— Ни один горшечник не учится так, — твёрдо произнёс толмач. — С нуля, на ходу. Настоящий мастер вообще чувствует материал с закрытыми глазами, у него пальцы сами знают, куда нажать. А ты… гмм… действуешь как человек, который помнит правило, но забыл само умение. Голова знает — руки не слушаются. Ты злишься, когда не выходит, и переделываешь, пока не получится — как должно быть из головы. Кто ты, Семён?
Я остановил круг. Мокрые, измазанные скользкой серой жижей пальцы замерли на наполовину вытянутом горлышке будущего кувшина. Наступила долгая, тягучая минута молчания. Слышно было только, как вдали перекрикиваются ночные птицы да где-то у собачьей будки бряцает цепь. Я скользнул взглядом по его изможденному лицу, прочел в нем отчаянное желание понять, кому он доверил свою жалкую жизнь.
— Я тот, кто умеет быстро учиться, — ответил я, глядя ему прямо в глаза. Мой тон был сухим, ровным, без капли пафоса. — Неважно чему, Лукьян. Саблей рубить, глубокие раны зашивать, спирт гнать или вот, — я кивнул на кривоватый ком, — горшки лепить.

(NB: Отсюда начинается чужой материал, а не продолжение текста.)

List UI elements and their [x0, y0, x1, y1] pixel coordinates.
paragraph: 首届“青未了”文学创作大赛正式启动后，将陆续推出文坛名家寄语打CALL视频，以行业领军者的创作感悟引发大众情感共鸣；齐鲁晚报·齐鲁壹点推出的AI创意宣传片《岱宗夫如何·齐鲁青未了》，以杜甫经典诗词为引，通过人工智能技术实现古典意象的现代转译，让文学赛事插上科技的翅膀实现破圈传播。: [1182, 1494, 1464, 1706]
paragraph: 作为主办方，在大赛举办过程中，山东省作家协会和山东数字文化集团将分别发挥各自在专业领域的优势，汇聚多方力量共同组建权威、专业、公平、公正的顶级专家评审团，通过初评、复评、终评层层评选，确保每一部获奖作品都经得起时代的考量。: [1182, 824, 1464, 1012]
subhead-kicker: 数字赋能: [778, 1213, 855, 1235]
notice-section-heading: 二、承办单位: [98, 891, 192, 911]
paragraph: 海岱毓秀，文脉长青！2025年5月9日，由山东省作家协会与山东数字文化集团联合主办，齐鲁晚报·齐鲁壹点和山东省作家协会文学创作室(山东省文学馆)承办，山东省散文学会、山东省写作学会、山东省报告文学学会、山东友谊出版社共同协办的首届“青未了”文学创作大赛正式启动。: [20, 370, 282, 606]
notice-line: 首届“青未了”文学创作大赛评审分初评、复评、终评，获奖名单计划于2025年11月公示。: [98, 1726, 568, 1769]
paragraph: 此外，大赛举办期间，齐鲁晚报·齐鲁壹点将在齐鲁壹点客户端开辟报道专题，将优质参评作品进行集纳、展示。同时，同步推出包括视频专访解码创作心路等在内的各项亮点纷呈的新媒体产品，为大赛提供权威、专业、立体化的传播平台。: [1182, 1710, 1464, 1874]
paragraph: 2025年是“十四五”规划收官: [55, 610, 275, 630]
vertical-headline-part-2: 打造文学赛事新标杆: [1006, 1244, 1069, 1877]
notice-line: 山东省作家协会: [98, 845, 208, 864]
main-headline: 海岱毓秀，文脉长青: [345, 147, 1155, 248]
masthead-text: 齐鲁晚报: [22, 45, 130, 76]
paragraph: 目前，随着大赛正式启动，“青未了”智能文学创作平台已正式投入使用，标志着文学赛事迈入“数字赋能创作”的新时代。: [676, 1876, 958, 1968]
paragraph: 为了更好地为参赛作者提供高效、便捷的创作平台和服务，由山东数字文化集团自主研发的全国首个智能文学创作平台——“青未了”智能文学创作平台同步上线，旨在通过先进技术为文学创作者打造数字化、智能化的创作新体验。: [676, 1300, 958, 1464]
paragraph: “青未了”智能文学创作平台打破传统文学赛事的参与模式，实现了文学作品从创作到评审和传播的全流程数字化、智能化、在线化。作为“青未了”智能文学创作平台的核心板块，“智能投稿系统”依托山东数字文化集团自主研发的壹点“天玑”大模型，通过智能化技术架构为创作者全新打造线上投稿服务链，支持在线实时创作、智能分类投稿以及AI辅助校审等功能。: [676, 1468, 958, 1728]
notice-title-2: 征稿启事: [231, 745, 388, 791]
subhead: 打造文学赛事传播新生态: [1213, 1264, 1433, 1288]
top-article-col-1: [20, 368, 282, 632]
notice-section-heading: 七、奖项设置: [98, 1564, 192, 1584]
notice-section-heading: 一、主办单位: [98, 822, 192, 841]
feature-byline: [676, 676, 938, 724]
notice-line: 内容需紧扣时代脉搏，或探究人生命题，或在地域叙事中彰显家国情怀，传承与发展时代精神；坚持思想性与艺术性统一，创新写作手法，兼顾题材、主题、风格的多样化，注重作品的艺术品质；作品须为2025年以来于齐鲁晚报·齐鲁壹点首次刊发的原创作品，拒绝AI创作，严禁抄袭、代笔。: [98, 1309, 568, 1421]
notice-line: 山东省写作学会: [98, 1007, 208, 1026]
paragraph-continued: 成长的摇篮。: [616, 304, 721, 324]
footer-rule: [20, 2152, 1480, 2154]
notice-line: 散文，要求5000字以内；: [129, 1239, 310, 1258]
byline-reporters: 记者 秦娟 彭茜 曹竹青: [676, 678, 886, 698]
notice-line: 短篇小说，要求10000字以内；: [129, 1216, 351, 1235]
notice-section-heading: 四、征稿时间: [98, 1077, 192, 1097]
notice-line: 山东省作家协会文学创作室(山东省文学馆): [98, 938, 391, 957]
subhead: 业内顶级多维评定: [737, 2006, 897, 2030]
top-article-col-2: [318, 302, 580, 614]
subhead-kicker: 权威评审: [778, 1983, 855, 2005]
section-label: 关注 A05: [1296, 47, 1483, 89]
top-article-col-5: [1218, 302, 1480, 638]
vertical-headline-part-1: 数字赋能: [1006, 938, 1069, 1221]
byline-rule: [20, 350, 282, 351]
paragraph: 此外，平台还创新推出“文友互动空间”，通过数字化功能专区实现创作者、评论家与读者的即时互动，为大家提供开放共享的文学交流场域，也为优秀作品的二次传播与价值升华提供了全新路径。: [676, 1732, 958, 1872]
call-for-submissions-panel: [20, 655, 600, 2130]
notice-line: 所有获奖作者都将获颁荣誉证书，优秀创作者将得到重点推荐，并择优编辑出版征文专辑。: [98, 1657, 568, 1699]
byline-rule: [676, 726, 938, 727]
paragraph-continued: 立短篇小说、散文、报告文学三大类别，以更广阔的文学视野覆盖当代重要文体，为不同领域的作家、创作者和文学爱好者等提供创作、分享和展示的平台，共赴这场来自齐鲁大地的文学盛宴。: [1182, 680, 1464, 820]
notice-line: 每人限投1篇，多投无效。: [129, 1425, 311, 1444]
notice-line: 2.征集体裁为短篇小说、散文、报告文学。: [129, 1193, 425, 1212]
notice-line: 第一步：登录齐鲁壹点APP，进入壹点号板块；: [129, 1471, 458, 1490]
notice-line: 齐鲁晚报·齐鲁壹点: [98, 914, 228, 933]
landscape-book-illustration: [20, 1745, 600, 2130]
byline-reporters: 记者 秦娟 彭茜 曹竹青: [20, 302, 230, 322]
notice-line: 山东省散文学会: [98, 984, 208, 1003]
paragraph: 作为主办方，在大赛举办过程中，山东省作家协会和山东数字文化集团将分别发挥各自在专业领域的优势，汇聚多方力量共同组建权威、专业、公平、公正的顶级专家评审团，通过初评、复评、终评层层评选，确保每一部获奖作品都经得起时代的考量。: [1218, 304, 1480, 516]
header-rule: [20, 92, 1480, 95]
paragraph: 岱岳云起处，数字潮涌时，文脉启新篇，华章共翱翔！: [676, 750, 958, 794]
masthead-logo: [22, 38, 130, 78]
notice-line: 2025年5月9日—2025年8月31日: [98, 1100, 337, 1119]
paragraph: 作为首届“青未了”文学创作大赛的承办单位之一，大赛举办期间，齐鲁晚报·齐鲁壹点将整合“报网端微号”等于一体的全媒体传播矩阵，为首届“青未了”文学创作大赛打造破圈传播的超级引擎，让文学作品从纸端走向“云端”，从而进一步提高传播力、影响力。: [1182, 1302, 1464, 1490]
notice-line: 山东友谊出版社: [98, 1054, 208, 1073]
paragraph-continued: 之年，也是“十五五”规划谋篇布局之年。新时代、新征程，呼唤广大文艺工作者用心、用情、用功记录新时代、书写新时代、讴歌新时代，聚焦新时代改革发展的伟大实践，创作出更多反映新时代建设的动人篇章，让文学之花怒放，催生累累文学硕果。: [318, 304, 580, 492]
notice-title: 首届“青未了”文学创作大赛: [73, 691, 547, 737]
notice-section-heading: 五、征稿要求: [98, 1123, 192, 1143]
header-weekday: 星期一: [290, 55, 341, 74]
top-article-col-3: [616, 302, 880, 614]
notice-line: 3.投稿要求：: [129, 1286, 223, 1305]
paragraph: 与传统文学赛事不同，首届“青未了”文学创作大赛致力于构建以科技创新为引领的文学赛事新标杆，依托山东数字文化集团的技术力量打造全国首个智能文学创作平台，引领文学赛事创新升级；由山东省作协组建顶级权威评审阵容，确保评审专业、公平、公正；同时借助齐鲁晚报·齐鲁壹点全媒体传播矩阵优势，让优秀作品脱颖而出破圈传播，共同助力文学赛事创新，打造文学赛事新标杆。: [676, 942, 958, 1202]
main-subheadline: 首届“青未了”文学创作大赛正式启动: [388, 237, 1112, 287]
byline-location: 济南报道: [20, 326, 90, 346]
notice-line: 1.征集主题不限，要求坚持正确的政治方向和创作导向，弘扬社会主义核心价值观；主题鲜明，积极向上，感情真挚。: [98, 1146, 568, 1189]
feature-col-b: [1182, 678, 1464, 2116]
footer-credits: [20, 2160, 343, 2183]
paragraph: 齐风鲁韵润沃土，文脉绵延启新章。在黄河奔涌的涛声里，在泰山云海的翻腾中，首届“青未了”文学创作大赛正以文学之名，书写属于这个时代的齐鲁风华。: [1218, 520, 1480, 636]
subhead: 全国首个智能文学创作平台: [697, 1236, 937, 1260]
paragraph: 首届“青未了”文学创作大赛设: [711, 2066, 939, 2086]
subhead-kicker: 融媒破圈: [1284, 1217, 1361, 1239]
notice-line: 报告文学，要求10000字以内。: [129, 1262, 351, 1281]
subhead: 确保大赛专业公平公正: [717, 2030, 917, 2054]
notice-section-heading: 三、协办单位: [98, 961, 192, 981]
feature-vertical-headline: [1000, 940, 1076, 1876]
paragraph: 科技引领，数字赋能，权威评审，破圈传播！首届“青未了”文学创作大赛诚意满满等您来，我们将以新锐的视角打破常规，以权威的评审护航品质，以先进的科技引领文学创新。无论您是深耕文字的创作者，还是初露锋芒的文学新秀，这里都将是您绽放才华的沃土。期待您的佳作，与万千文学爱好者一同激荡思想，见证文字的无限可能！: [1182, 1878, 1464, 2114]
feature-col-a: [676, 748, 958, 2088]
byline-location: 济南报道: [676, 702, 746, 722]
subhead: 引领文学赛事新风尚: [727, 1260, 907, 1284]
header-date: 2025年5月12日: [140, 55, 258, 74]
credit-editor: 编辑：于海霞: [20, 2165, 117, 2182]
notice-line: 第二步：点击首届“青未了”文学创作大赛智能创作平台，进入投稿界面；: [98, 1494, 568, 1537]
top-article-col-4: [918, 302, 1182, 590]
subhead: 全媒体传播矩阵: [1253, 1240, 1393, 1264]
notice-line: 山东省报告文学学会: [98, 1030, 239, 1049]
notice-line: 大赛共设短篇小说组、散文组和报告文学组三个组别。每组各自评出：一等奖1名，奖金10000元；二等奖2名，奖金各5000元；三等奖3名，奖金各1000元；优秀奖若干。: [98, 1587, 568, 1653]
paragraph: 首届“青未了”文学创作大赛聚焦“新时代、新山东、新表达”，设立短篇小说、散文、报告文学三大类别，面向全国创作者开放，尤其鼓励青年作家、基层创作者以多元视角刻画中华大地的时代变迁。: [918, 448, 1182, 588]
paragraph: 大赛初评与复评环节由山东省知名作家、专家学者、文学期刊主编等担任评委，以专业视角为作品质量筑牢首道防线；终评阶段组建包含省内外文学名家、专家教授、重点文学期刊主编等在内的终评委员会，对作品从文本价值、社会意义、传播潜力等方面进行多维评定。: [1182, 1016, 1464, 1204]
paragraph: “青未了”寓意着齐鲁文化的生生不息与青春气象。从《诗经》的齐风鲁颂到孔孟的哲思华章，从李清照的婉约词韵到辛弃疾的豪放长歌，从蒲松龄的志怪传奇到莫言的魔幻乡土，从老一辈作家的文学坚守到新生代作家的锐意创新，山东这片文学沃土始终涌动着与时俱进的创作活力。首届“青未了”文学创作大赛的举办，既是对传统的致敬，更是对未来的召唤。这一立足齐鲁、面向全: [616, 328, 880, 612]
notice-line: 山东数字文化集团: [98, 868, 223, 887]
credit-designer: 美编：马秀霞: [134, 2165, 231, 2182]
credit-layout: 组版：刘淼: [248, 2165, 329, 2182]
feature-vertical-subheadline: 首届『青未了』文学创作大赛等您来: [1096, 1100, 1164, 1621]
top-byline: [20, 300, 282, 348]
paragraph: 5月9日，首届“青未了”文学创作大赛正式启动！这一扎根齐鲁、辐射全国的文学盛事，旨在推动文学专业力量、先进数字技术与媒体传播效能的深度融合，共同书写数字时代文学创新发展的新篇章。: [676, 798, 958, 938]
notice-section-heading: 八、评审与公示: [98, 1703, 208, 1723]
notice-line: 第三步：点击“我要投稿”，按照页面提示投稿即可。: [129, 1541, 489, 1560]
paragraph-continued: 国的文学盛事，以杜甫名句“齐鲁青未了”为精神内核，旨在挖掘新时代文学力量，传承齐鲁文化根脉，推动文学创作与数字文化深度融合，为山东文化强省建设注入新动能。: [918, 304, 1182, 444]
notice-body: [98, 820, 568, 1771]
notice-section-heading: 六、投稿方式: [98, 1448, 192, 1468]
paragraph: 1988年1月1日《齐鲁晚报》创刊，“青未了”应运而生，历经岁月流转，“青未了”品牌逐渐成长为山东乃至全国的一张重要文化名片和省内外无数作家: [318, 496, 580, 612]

Я хмыкнул, возвращая руки к работе, и брызнул водой на подсыхающий край.
— Бабка в детстве научила. Хорошая была старушка, строгая. Всегда говорила: «Глаза боятся, а руки делают». Вот в этом мире это правило работает безотказно, поверь мне.
Лукьян хмыкнул, почесав грязный нос. Он был достаточно умен, чтобы понять — это отговорка. Очередная универсальная заглушка, за которой я прятал свое прошлое. Но он также обладал чувством такта, редко встречающимся у людей, оказавшихся на самом дне. Толмач не стал настаивать. У каждого из нас в этом дерьме есть границы, за которые посторонним лучше не лезть, если не хочешь получить в лоб.
Наши отношения окончательно выстроились вокруг ритма работы. Днем мы превращались в слаженный механизм — сурового мастера и юркого подмастерье, понимающих друг друга с полуслова, а то и полувзгляда. Вечерами же, когда тьма накрывала долину Дикмен и мы падали на свои продавленные циновки под ветхим навесом, мы становились просто двумя пленниками. Двумя кусками чужого имущества, делящими одну крышу, скудную похлебку и одну на двоих, почти призрачную, надежду на свободу.
В такие часы, когда надсмотрщики уходили хлебать вино и резаться в кости, Лукьян изредка прорывало на откровения. Он рассказывал о своей прошлой жизни, и в его голосе сквозила такая концентрированная тоска, что мне порой становилось не по себе.
— Посадский я был, из-под самого Белгорода, — тихо говорил он, глядя на тлеющие угли в нашей обжиговой яме. Языки пламени бросали отсветы на его впалые щеки. — Шкурами занимался. Выделка тонкая была, товар ценили.